Feb 022007
 

Some people naturally exude and overflow with passion. Other people, like me, have to work hard at discovering that passion, that life force, that thing you love doing over and over again without getting weary or monotonous.

Had a great lunch conversation with the poetic Natala Constantine the other day, lamenting over the misunderstandings of the blogging lifestyle. I sorta broke the news to her that we bloggers are in the minority and marginalized. Even though there are more than 12 million bloggers in America and Technorati tracks over 66.6 million blogs, only 7% of adults read blogs at least once a week.

We also wondered about how to find someone else’s passion, as a means of connecting her ecumenical church community to its surrounding community through serving. Yes, you can use Rick Warren’s SHAPE acrostic for this: Spiritual gifts, Heart, Abilities, Personality, and Experience. SHAPE is a very helpful framework for ministry, finding a place to serve voluntarily in a church kind of context. SHAPE could be adapted for choosing careers too, I think, though there are more than 1,000 tests for career assessment. But as we discussed this further, I thought of 2 ways to discover passion more quickly:

  1. Listen to their story. Passion is often born out of pain or joy.
  2. What does that person naturally do on their own?

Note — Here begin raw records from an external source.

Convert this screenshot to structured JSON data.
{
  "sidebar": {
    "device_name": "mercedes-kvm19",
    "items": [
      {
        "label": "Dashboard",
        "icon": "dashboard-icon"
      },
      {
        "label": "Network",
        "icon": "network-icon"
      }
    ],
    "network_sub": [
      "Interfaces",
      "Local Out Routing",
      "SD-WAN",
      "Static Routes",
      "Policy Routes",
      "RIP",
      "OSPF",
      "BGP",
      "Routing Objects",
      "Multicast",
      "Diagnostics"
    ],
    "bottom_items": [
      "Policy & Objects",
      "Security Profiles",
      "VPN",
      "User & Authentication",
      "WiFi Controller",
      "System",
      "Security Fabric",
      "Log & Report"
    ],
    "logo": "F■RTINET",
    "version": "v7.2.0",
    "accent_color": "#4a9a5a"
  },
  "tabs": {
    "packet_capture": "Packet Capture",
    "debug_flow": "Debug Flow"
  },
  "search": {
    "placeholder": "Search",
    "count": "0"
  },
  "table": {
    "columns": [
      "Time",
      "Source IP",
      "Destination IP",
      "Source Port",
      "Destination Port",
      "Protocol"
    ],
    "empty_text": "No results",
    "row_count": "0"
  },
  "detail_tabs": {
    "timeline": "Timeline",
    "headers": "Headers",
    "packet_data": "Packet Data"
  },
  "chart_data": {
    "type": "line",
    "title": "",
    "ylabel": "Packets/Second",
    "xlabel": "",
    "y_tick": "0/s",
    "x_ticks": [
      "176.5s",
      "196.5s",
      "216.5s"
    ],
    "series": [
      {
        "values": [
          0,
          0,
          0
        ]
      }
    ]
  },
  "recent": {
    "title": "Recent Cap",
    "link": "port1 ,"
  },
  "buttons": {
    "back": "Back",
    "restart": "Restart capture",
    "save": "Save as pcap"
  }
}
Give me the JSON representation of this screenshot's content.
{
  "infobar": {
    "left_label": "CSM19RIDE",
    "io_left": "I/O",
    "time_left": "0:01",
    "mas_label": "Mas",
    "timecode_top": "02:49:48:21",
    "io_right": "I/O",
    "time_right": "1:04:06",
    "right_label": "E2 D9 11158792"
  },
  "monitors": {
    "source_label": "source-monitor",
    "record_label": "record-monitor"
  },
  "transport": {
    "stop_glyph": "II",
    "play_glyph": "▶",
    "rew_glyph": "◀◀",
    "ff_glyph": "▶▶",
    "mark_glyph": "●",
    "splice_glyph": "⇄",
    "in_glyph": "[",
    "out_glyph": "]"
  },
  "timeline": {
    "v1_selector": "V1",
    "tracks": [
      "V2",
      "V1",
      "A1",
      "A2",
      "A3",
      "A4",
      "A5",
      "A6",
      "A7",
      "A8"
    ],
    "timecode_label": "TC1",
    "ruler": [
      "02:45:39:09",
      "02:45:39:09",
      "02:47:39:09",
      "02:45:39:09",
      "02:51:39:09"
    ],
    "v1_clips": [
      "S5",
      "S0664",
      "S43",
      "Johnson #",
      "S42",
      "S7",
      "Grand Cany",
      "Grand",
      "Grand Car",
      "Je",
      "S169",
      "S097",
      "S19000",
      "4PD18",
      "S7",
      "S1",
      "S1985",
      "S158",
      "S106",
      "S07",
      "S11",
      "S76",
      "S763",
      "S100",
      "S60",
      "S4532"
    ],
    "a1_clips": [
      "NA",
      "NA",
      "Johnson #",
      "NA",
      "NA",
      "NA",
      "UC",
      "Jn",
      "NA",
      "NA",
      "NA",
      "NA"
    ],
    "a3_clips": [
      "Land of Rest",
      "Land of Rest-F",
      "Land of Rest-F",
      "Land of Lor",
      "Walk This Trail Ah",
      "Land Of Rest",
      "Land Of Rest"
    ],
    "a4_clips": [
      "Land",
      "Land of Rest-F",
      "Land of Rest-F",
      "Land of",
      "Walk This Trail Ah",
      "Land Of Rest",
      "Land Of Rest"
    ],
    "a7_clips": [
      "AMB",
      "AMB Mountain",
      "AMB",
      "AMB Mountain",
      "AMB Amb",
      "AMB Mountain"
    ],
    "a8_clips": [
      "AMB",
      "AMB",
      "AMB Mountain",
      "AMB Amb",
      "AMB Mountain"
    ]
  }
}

Underneath it all, it’s about what motivates someone to do something and to take action, and that doing good things passionately can make a difference in the world. We also veered into a discussion about the difficulty of rallying people around something in an interfaith or ecumenical perspective, and while altruism is noble, it doesn’t really get lots of people galvanized together for a cause. It’s so much easier when things are black and white, over-simplified and goal-oriented, to align people in a community or organization to do something big and focused. Assuming that the long tail effect could work in mobilizing volunteer efforts (as much as it does in the marketplace), maybe doing little good-work efforts will do as much good as one big visionary cause.